Operazione anticamorra “Domitia Village”, sequestrati beni per 250 milioni ai clan dei Casalesi, Polverino e Nuvoletta

22 Febbraio 2012 0 Di redazione

La stessa metodologia è stata utilizzata attraverso il costruttore SIMEOLI Angelo, imprenditore e braccio economico, nonchè diretta espressione dei clan Nuvoletta e Polverino operanti nel territorio di Marano di Napoli, che ha realizzato materialmente il manufatto, come accertato dai militari del G.I.C.O. di Napoli. Il SIMEOLI (detto “Bastone”), pur non essendo organicamente inserito nelle compagini camorristiche, operava stabilmente con esponenti di spicco del clan Nuvoletta e, successivamente, del clan Polverino, nonché con Giuliani Raffaele del clan dei casalesi; il supporto stabile era prestato in maniera diversificata mediante enormi investimenti nel settore con la creazione di numerosissime società e mediante il sistematico reimpiego di provviste illecite nella realizzazione di complessi edilizi, tra cui, appunto, quello della DOMITIA VILLAGE, spunto investigativo della presente indagine .

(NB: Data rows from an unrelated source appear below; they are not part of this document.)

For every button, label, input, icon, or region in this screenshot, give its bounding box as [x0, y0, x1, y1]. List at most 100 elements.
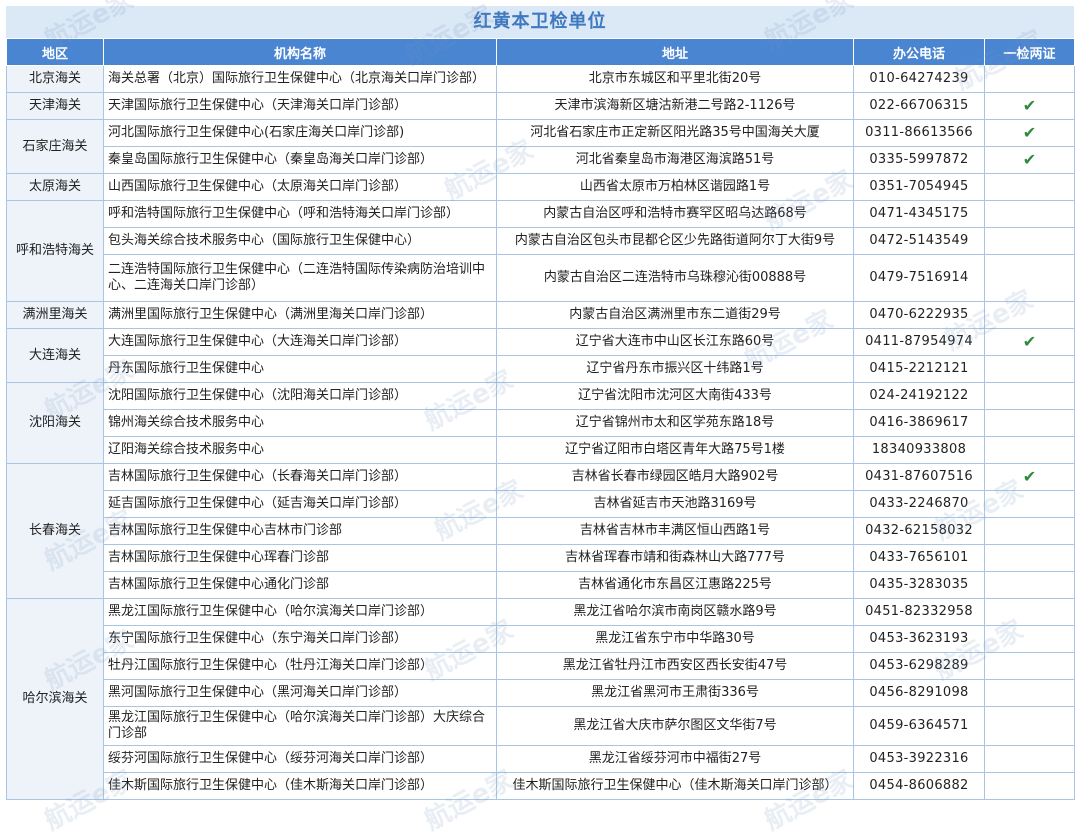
- name-cell: 包头海关综合技术服务中心（国际旅行卫生保健中心）: [103, 227, 497, 255]
- address-cell: 辽宁省锦州市太和区学苑东路18号: [496, 409, 854, 437]
- phone-cell: 0432-62158032: [853, 517, 985, 545]
- region-cell: 沈阳海关: [6, 382, 104, 464]
- header-name: 机构名称: [103, 38, 497, 66]
- address-cell: 吉林省通化市东昌区江惠路225号: [496, 571, 854, 599]
- name-cell: 绥芬河国际旅行卫生保健中心（绥芬河海关口岸门诊部）: [103, 745, 497, 773]
- checkmark-icon: ✔: [1022, 96, 1037, 115]
- region-cell: 哈尔滨海关: [6, 598, 104, 800]
- check-cell: [984, 227, 1075, 255]
- table-row: 牡丹江国际旅行卫生保健中心（牡丹江海关口岸门诊部） 黑龙江省牡丹江市西安区西长安街…: [7, 652, 1075, 680]
- check-cell: [984, 436, 1075, 464]
- name-cell: 黑龙江国际旅行卫生保健中心（哈尔滨海关口岸门诊部）: [103, 598, 497, 626]
- phone-cell: 0456-8291098: [853, 679, 985, 707]
- table-row: 吉林国际旅行卫生保健中心吉林市门诊部 吉林省吉林市丰满区恒山西路1号 0432-62…: [7, 517, 1075, 545]
- check-cell: ✔: [984, 119, 1075, 147]
- address-cell: 黑龙江省哈尔滨市南岗区赣水路9号: [496, 598, 854, 626]
- table-row: 黑龙江国际旅行卫生保健中心（哈尔滨海关口岸门诊部）大庆综合门诊部 黑龙江省大庆市萨…: [7, 706, 1075, 746]
- region-cell: 太原海关: [6, 173, 104, 201]
- address-cell: 辽宁省沈阳市沈河区大南街433号: [496, 382, 854, 410]
- phone-cell: 0453-3922316: [853, 745, 985, 773]
- header-region: 地区: [6, 38, 104, 66]
- checkmark-icon: ✔: [1022, 123, 1037, 142]
- address-cell: 北京市东城区和平里北街20号: [496, 65, 854, 93]
- address-cell: 天津市滨海新区塘沽新港二号路2-1126号: [496, 92, 854, 120]
- check-cell: ✔: [984, 92, 1075, 120]
- phone-cell: 0479-7516914: [853, 254, 985, 302]
- checkmark-icon: ✔: [1022, 332, 1037, 351]
- table-body: 北京海关 海关总署（北京）国际旅行卫生保健中心（北京海关口岸门诊部） 北京市东城区和…: [6, 65, 1075, 800]
- address-cell: 内蒙古自治区满洲里市东二道街29号: [496, 301, 854, 329]
- check-cell: [984, 571, 1075, 599]
- region-cell: 长春海关: [6, 463, 104, 599]
- check-cell: [984, 200, 1075, 228]
- address-cell: 黑龙江省大庆市萨尔图区文华街7号: [496, 706, 854, 746]
- check-cell: ✔: [984, 463, 1075, 491]
- address-cell: 内蒙古自治区二连浩特市乌珠穆沁街00888号: [496, 254, 854, 302]
- table-row: 天津海关 天津国际旅行卫生保健中心（天津海关口岸门诊部） 天津市滨海新区塘沽新港二号…: [6, 92, 1075, 120]
- table-row: 丹东国际旅行卫生保健中心 辽宁省丹东市振兴区十纬路1号 0415-2212121: [7, 355, 1075, 383]
- address-cell: 内蒙古自治区包头市昆都仑区少先路街道阿尔丁大街9号: [496, 227, 854, 255]
- phone-cell: 0433-7656101: [853, 544, 985, 572]
- table-row: 二连浩特国际旅行卫生保健中心（二连浩特国际传染病防治培训中心、二连海关口岸门诊部…: [7, 254, 1075, 302]
- table-row: 绥芬河国际旅行卫生保健中心（绥芬河海关口岸门诊部） 黑龙江省绥芬河市中福街27号 0…: [7, 745, 1075, 773]
- name-cell: 山西国际旅行卫生保健中心（太原海关口岸门诊部）: [103, 173, 497, 201]
- table-row: 吉林国际旅行卫生保健中心通化门诊部 吉林省通化市东昌区江惠路225号 0435-32…: [7, 571, 1075, 599]
- name-cell: 吉林国际旅行卫生保健中心吉林市门诊部: [103, 517, 497, 545]
- header-address: 地址: [496, 38, 854, 66]
- name-cell: 牡丹江国际旅行卫生保健中心（牡丹江海关口岸门诊部）: [103, 652, 497, 680]
- table-row: 长春海关 吉林国际旅行卫生保健中心（长春海关口岸门诊部） 吉林省长春市绿园区皓月大路…: [6, 463, 1075, 599]
- region-cell: 大连海关: [6, 328, 104, 383]
- phone-cell: 18340933808: [853, 436, 985, 464]
- table-row: 秦皇岛国际旅行卫生保健中心（秦皇岛海关口岸门诊部） 河北省秦皇岛市海港区海滨路51…: [7, 146, 1075, 174]
- checkmark-icon: ✔: [1022, 467, 1037, 486]
- address-cell: 山西省太原市万柏林区谐园路1号: [496, 173, 854, 201]
- phone-cell: 0411-87954974: [853, 328, 985, 356]
- check-cell: [984, 254, 1075, 302]
- region-cell: 北京海关: [6, 65, 104, 93]
- table-row: 吉林国际旅行卫生保健中心珲春门诊部 吉林省珲春市靖和街森林山大路777号 0433-…: [7, 544, 1075, 572]
- phone-cell: 0451-82332958: [853, 598, 985, 626]
- phone-cell: 0335-5997872: [853, 146, 985, 174]
- check-cell: [984, 355, 1075, 383]
- address-cell: 吉林省长春市绿园区皓月大路902号: [496, 463, 854, 491]
- name-cell: 秦皇岛国际旅行卫生保健中心（秦皇岛海关口岸门诊部）: [103, 146, 497, 174]
- name-cell: 丹东国际旅行卫生保健中心: [103, 355, 497, 383]
- name-cell: 黑龙江国际旅行卫生保健中心（哈尔滨海关口岸门诊部）大庆综合门诊部: [103, 706, 497, 746]
- check-cell: [984, 544, 1075, 572]
- phone-cell: 022-66706315: [853, 92, 985, 120]
- check-cell: [984, 679, 1075, 707]
- check-cell: [984, 517, 1075, 545]
- table-row: 佳木斯国际旅行卫生保健中心（佳木斯海关口岸门诊部） 佳木斯国际旅行卫生保健中心（佳…: [7, 772, 1075, 800]
- table-row: 辽阳海关综合技术服务中心 辽宁省辽阳市白塔区青年大路75号1楼 1834093380…: [7, 436, 1075, 464]
- phone-cell: 0351-7054945: [853, 173, 985, 201]
- phone-cell: 010-64274239: [853, 65, 985, 93]
- check-cell: [984, 65, 1075, 93]
- table-row: 哈尔滨海关 黑龙江国际旅行卫生保健中心（哈尔滨海关口岸门诊部） 黑龙江省哈尔滨市南岗…: [6, 598, 1075, 800]
- address-cell: 黑龙江省东宁市中华路30号: [496, 625, 854, 653]
- name-cell: 延吉国际旅行卫生保健中心（延吉海关口岸门诊部）: [103, 490, 497, 518]
- address-cell: 黑龙江省黑河市王肃街336号: [496, 679, 854, 707]
- region-cell: 呼和浩特海关: [6, 200, 104, 302]
- name-cell: 东宁国际旅行卫生保健中心（东宁海关口岸门诊部）: [103, 625, 497, 653]
- name-cell: 二连浩特国际旅行卫生保健中心（二连浩特国际传染病防治培训中心、二连海关口岸门诊部…: [103, 254, 497, 302]
- address-cell: 吉林省珲春市靖和街森林山大路777号: [496, 544, 854, 572]
- name-cell: 海关总署（北京）国际旅行卫生保健中心（北京海关口岸门诊部）: [103, 65, 497, 93]
- phone-cell: 0435-3283035: [853, 571, 985, 599]
- table-row: 呼和浩特海关 呼和浩特国际旅行卫生保健中心（呼和浩特海关口岸门诊部） 内蒙古自治区呼…: [6, 200, 1075, 302]
- phone-cell: 0453-6298289: [853, 652, 985, 680]
- phone-cell: 0454-8606882: [853, 772, 985, 800]
- address-cell: 辽宁省大连市中山区长江东路60号: [496, 328, 854, 356]
- address-cell: 内蒙古自治区呼和浩特市赛罕区昭乌达路68号: [496, 200, 854, 228]
- phone-cell: 0470-6222935: [853, 301, 985, 329]
- name-cell: 天津国际旅行卫生保健中心（天津海关口岸门诊部）: [103, 92, 497, 120]
- name-cell: 吉林国际旅行卫生保健中心珲春门诊部: [103, 544, 497, 572]
- check-cell: ✔: [984, 328, 1075, 356]
- header-check: 一检两证: [984, 38, 1075, 66]
- address-cell: 河北省秦皇岛市海港区海滨路51号: [496, 146, 854, 174]
- check-cell: [984, 409, 1075, 437]
- table-row: 北京海关 海关总署（北京）国际旅行卫生保健中心（北京海关口岸门诊部） 北京市东城区和…: [6, 65, 1075, 93]
- name-cell: 河北国际旅行卫生保健中心(石家庄海关口岸门诊部): [103, 119, 497, 147]
- check-cell: [984, 490, 1075, 518]
- phone-cell: 0471-4345175: [853, 200, 985, 228]
- table-row: 包头海关综合技术服务中心（国际旅行卫生保健中心） 内蒙古自治区包头市昆都仑区少先路…: [7, 227, 1075, 255]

Diversi funzionari e tecnici del Comune di Castelvolturno, che hanno agevolato Giuliani e Simeoli nell’ottenere l’autorizzazione alla costruzione dell’opera, sono stati colpiti da ordinanza cautelare per reati di abuso e falso ideologico, aggravati perché compiuti al fine di agevolare il clan dei casalesi.

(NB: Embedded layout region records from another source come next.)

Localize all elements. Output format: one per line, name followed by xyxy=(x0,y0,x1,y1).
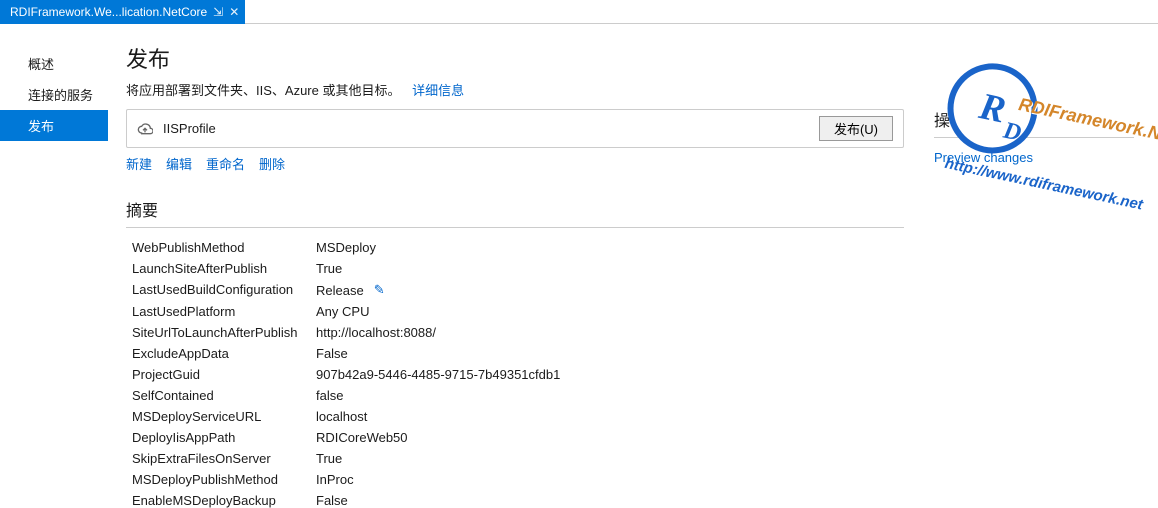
summary-value: localhost xyxy=(302,409,904,424)
actions-heading: 操作 xyxy=(934,107,1134,138)
tab-title: RDIFramework.We...lication.NetCore xyxy=(10,5,207,19)
summary-key: SiteUrlToLaunchAfterPublish xyxy=(132,325,302,340)
sidebar-item-publish[interactable]: 发布 xyxy=(0,110,108,141)
summary-key: EnableMSDeployBackup xyxy=(132,493,302,508)
preview-changes-link[interactable]: Preview changes xyxy=(934,150,1033,165)
edit-pencil-icon[interactable]: ✎ xyxy=(374,282,385,298)
learn-more-link[interactable]: 详细信息 xyxy=(412,83,464,98)
sidebar: 概述 连接的服务 发布 xyxy=(0,24,108,508)
sidebar-item-connected-services[interactable]: 连接的服务 xyxy=(0,79,108,110)
sidebar-item-overview[interactable]: 概述 xyxy=(0,48,108,79)
summary-key: LastUsedBuildConfiguration xyxy=(132,282,302,298)
summary-key: MSDeployPublishMethod xyxy=(132,472,302,487)
summary-heading: 摘要 xyxy=(126,197,904,228)
summary-key: ExcludeAppData xyxy=(132,346,302,361)
subtitle-text: 将应用部署到文件夹、IIS、Azure 或其他目标。 xyxy=(126,83,400,98)
summary-value: false xyxy=(302,388,904,403)
summary-value: True xyxy=(302,261,904,276)
summary-value: False xyxy=(302,493,904,508)
summary-value: InProc xyxy=(302,472,904,487)
new-profile-link[interactable]: 新建 xyxy=(126,154,152,173)
summary-key: DeployIisAppPath xyxy=(132,430,302,445)
summary-key: ProjectGuid xyxy=(132,367,302,382)
summary-value: RDICoreWeb50 xyxy=(302,430,904,445)
summary-value: Release✎ xyxy=(302,282,904,298)
summary-grid: WebPublishMethodMSDeployLaunchSiteAfterP… xyxy=(126,240,904,508)
rename-profile-link[interactable]: 重命名 xyxy=(206,154,245,173)
document-tab[interactable]: RDIFramework.We...lication.NetCore ⇲ ✕ xyxy=(0,0,245,24)
tab-strip: RDIFramework.We...lication.NetCore ⇲ ✕ xyxy=(0,0,1158,24)
summary-value: http://localhost:8088/ xyxy=(302,325,904,340)
summary-value: Any CPU xyxy=(302,304,904,319)
summary-value: MSDeploy xyxy=(302,240,904,255)
summary-key: LaunchSiteAfterPublish xyxy=(132,261,302,276)
summary-value: False xyxy=(302,346,904,361)
delete-profile-link[interactable]: 删除 xyxy=(259,154,285,173)
close-icon[interactable]: ✕ xyxy=(229,6,239,18)
page-title: 发布 xyxy=(126,42,904,74)
profile-link-row: 新建 编辑 重命名 删除 xyxy=(126,154,904,173)
publish-button[interactable]: 发布(U) xyxy=(819,116,893,141)
profile-name: IISProfile xyxy=(163,121,216,136)
summary-key: WebPublishMethod xyxy=(132,240,302,255)
summary-key: MSDeployServiceURL xyxy=(132,409,302,424)
cloud-upload-icon xyxy=(137,121,153,137)
summary-value: True xyxy=(302,451,904,466)
publish-profile-box: IISProfile 发布(U) xyxy=(126,109,904,148)
edit-profile-link[interactable]: 编辑 xyxy=(166,154,192,173)
summary-key: SelfContained xyxy=(132,388,302,403)
page-subtitle: 将应用部署到文件夹、IIS、Azure 或其他目标。 详细信息 xyxy=(126,80,904,99)
summary-key: LastUsedPlatform xyxy=(132,304,302,319)
pin-icon[interactable]: ⇲ xyxy=(213,6,223,18)
summary-key: SkipExtraFilesOnServer xyxy=(132,451,302,466)
summary-value: 907b42a9-5446-4485-9715-7b49351cfdb1 xyxy=(302,367,904,382)
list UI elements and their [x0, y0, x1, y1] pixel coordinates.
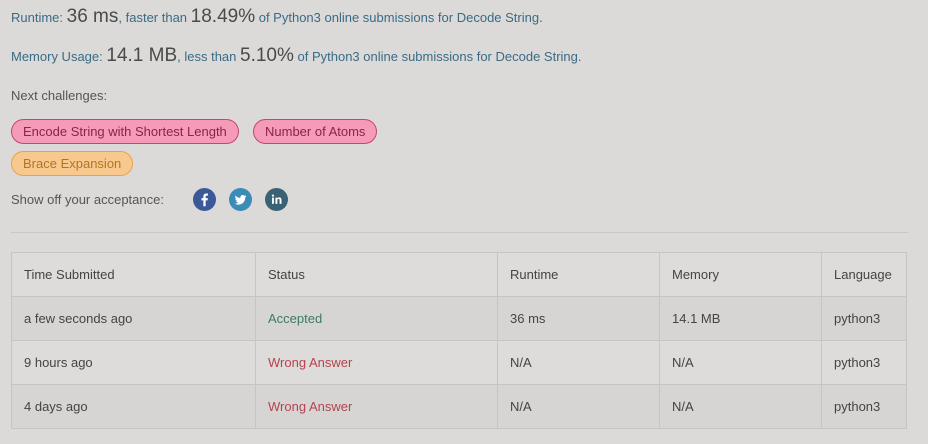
cell-language: python3: [821, 296, 907, 341]
memory-prefix: Memory Usage:: [11, 49, 107, 64]
twitter-icon[interactable]: [229, 188, 252, 211]
next-challenges-label: Next challenges:: [11, 88, 108, 103]
submission-detail: Runtime: 36 ms, faster than 18.49% of Py…: [0, 0, 928, 444]
memory-percent: 5.10%: [240, 45, 294, 66]
cell-memory: 14.1 MB: [659, 296, 822, 341]
runtime-percent: 18.49%: [190, 6, 256, 27]
cell-memory: N/A: [659, 384, 822, 429]
memory-summary: Memory Usage: 14.1 MB, less than 5.10% o…: [11, 45, 582, 67]
challenge-number-of-atoms-link[interactable]: Number of Atoms: [253, 119, 378, 144]
table-row: a few seconds ago Accepted 36 ms 14.1 MB…: [11, 296, 907, 341]
cell-time-submitted: a few seconds ago: [11, 296, 256, 341]
submissions-table: Time Submitted Status Runtime Memory Lan…: [11, 252, 907, 429]
facebook-icon[interactable]: [193, 188, 216, 211]
runtime-suffix: of Python3 online submissions for Decode…: [255, 10, 543, 25]
runtime-value: 36 ms: [66, 6, 119, 27]
section-divider: [11, 232, 908, 233]
cell-time-submitted: 9 hours ago: [11, 340, 256, 385]
memory-mid: , less than: [177, 49, 241, 64]
cell-runtime: 36 ms: [497, 296, 660, 341]
status-link[interactable]: Wrong Answer: [255, 340, 498, 385]
cell-runtime: N/A: [497, 384, 660, 429]
header-time-submitted: Time Submitted: [11, 252, 256, 297]
runtime-mid: , faster than: [118, 10, 191, 25]
table-row: 9 hours ago Wrong Answer N/A N/A python3: [11, 340, 907, 385]
challenge-encode-string-link[interactable]: Encode String with Shortest Length: [11, 119, 239, 144]
runtime-summary: Runtime: 36 ms, faster than 18.49% of Py…: [11, 6, 543, 28]
table-row: 4 days ago Wrong Answer N/A N/A python3: [11, 384, 907, 429]
cell-language: python3: [821, 384, 907, 429]
table-header-row: Time Submitted Status Runtime Memory Lan…: [11, 252, 907, 297]
memory-suffix: of Python3 online submissions for Decode…: [293, 49, 582, 64]
runtime-prefix: Runtime:: [11, 10, 67, 25]
cell-language: python3: [821, 340, 907, 385]
cell-runtime: N/A: [497, 340, 660, 385]
linkedin-icon[interactable]: [265, 188, 288, 211]
header-runtime: Runtime: [497, 252, 660, 297]
header-memory: Memory: [659, 252, 822, 297]
status-link[interactable]: Wrong Answer: [255, 384, 498, 429]
header-language: Language: [821, 252, 907, 297]
memory-value: 14.1 MB: [106, 45, 178, 66]
header-status: Status: [255, 252, 498, 297]
challenge-brace-expansion-link[interactable]: Brace Expansion: [11, 151, 134, 176]
cell-time-submitted: 4 days ago: [11, 384, 256, 429]
cell-memory: N/A: [659, 340, 822, 385]
status-link[interactable]: Accepted: [255, 296, 498, 341]
share-label: Show off your acceptance:: [11, 192, 164, 207]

Fra questi spicca la figura di Scalzone Alfonso, colpito da ordinanza cautelare in carcere anche per il reato di associazione mafiosa, per avere concretamente consigliato il Giuliani ed il Simeoli sulle modalità per la realizzazione della abusiva lottizzazione e per avere agito da tramite tra i predetti ed il fratello Scalzone Antonio, già Sindaco del Comune di Castelvolturno.
Altrettante imponenti speculazioni edilizie, sotto l’egida del clan camorristico dei casalesi, sono state accertate dai finanzieri nel comune di Casaluce dove Giuliani si è avvalso per l’attuazione dei lavori sui propri terreni ed anche per la costruzione di “I.A.C.P.”, oltre che di Simeoli Angelo, di altri imprenditori locali e della connivenza di funzionari e pubblici amministratori del predetto Comune, tra cui l’allora sindaco Fedele Proto Antonio, anch’egli colpito da ordinanza cautelare in carcere.
Durante le investigazioni è poi emersa la capacità di Giuliani Raffaele di ottenere trattamenti di favore da parte del personale della comunità terapeutica “L’Arcobaleno” di Castelvolturno, il cui vertice è stato sottoposto a misura cautelare; nella struttura, usufruendo dei benefici previsti dalla legge, in alternativa alla detenzione in carcere, il Giuliani scontava formalmente la condanna inflittagli nell’ambito del processo “Regi lagni”, ma, simulando la partecipazione ad un percorso terapeutico–riabilitativo dalla tossicodipendenza, riusciva a gestire, indisturbato, le attività illecite.